Our results demonstrate that DNA editing has created a large pool of ``raw’’ genetic material that led to the accelerated evolution of both retrotransposons and their hosts by parallel testing of multiple evolutionary tracks. This suggests a new mechanism of evolution in which genomic diversity is gained by bursts of correlated events. We demonstrate for the first time that an antiviral mechanism has accelerated mammalian evolution by insertion of numerous simultaneous mutations into their genomes.
• Editing in cancer
Cancer is driven by alterations of the genomic information, mainly mutations in key genes that provide the cancerous cell a selective advantage for clonal multiplication. However, mutations in the DNA are not the only source for modifying the genomic content. RNA editing, a site-specific modification, alters the mRNA sequence from its genomic blueprint. This alteration results in dynamic epi-mutations, changes in the mRNA transcripts, which could ultimately lead to outcomes similar to those of genomic mutations. Unlike a genomic mutation, RNA editing affects varying fractions of the copies of the targeted transcript, leading to much higher flexibility. To date, transcriptome-wide characterization of this modification across multiple cancer tissues has not been reported. We show, using global measurements of RNA editing levels in hundreds of cancer samples, that A-to-I editing and the enzymes mediating this modification are, significantly altered in most cancer types screened, resulting in a sizable global effect on the transcriptome. In most tumor types, editing levels are elevated compared to their matched normal tissues, with the strongest signal detected in breast, head and neck, thyroid and lung cancers. Overall, the number of RNA nucleotides modified by editing events in cancerous tissues outnumbers the genomic DNA mutation load. While the vast majority of editing events take place within Alu repeats, we have found several non-Alu sites in coding sequences that were altered significantly in cancer. Our results suggest that editing may supplement genomic DNA alterations as a means to drive tumor genesis. As is the case with cancer associated somatic mutations, most RNA editing events are likely 'passengers' and only few may serve as 'drivers' in each patient. We hypothesize that classification of both DNA and RNA modifications is essential to determining patients' profile and treatment. Identifying those driver RNA editing sites may provide novel candidates for therapeutic and diagnostic purposes. (submitted)

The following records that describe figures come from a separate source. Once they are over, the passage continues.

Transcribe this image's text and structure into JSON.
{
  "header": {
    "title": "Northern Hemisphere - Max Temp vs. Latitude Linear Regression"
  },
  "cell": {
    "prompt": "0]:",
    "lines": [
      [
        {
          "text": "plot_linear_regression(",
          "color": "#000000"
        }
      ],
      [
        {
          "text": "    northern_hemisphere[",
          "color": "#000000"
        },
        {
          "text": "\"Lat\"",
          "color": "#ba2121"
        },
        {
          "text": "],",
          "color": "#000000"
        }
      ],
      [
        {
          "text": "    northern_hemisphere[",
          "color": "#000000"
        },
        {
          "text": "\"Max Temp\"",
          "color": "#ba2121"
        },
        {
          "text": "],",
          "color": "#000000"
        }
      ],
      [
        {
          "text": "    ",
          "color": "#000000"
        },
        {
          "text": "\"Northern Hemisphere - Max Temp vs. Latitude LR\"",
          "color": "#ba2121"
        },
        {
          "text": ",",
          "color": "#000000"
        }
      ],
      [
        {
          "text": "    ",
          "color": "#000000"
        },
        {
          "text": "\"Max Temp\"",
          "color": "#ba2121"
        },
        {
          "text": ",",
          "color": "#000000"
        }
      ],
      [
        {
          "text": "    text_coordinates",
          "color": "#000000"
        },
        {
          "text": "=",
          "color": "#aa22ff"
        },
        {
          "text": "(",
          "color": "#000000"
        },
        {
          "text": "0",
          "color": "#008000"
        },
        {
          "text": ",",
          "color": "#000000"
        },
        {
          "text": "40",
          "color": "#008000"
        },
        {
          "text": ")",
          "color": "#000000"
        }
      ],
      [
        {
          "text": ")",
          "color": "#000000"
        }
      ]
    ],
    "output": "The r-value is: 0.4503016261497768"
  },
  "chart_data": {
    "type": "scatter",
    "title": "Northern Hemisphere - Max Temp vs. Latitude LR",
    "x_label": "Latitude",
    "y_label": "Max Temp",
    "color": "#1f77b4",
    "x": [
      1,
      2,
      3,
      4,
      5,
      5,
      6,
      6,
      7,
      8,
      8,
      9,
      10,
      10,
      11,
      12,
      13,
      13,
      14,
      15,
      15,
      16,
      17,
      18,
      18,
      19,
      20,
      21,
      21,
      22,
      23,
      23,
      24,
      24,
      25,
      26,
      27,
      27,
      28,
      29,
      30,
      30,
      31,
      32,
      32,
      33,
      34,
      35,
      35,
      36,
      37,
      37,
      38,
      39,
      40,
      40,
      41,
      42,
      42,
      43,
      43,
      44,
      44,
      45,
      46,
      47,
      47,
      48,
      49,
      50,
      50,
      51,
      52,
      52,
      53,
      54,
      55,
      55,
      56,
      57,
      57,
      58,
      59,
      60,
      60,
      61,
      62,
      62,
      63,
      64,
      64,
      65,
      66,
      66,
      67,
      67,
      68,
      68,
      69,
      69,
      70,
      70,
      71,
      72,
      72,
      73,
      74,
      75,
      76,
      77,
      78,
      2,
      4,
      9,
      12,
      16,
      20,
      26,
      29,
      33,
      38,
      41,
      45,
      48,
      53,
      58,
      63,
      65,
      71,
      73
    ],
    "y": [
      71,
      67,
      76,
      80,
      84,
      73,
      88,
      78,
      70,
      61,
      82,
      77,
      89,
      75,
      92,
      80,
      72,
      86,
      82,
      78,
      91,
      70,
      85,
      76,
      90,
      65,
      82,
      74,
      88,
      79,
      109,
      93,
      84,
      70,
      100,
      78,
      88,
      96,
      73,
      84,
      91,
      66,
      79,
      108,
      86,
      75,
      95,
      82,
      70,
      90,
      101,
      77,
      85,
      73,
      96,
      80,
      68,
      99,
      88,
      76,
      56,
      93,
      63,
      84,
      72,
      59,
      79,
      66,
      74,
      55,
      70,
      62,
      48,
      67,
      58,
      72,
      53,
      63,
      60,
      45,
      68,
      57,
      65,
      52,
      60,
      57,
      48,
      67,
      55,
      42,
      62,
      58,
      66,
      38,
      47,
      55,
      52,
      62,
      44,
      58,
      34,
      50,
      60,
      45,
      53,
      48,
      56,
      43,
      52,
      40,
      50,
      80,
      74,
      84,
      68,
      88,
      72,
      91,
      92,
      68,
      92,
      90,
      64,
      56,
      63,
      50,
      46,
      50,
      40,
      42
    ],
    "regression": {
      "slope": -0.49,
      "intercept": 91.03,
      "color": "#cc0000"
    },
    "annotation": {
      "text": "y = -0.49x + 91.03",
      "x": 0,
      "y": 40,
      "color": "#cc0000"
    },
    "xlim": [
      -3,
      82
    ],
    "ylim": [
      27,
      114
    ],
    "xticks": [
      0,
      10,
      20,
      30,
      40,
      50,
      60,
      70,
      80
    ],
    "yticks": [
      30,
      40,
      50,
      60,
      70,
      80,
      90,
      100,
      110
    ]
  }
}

We utilized a cutting-edge approach composed of microfluidics-based multiplex PCR (mmPCR) for the simultaneous amplification of 48 target-regions which contains the pre-selected RNA editing target sites across a 48 samples panel. These PCR products were than index-tagged and were subjected to deep sequencing for precise single molecule resolution recording of editing levels. We used this approach in many of our works.
We believe that our project lead to a deeper understanding of RNA and DNA editing mechanisms. Our finding have an impact on a broad range of topics: not only paves the way into a modified model for vertebrate’s genome evolution but to a new type of biomarkers and therapeutic targets in cancer.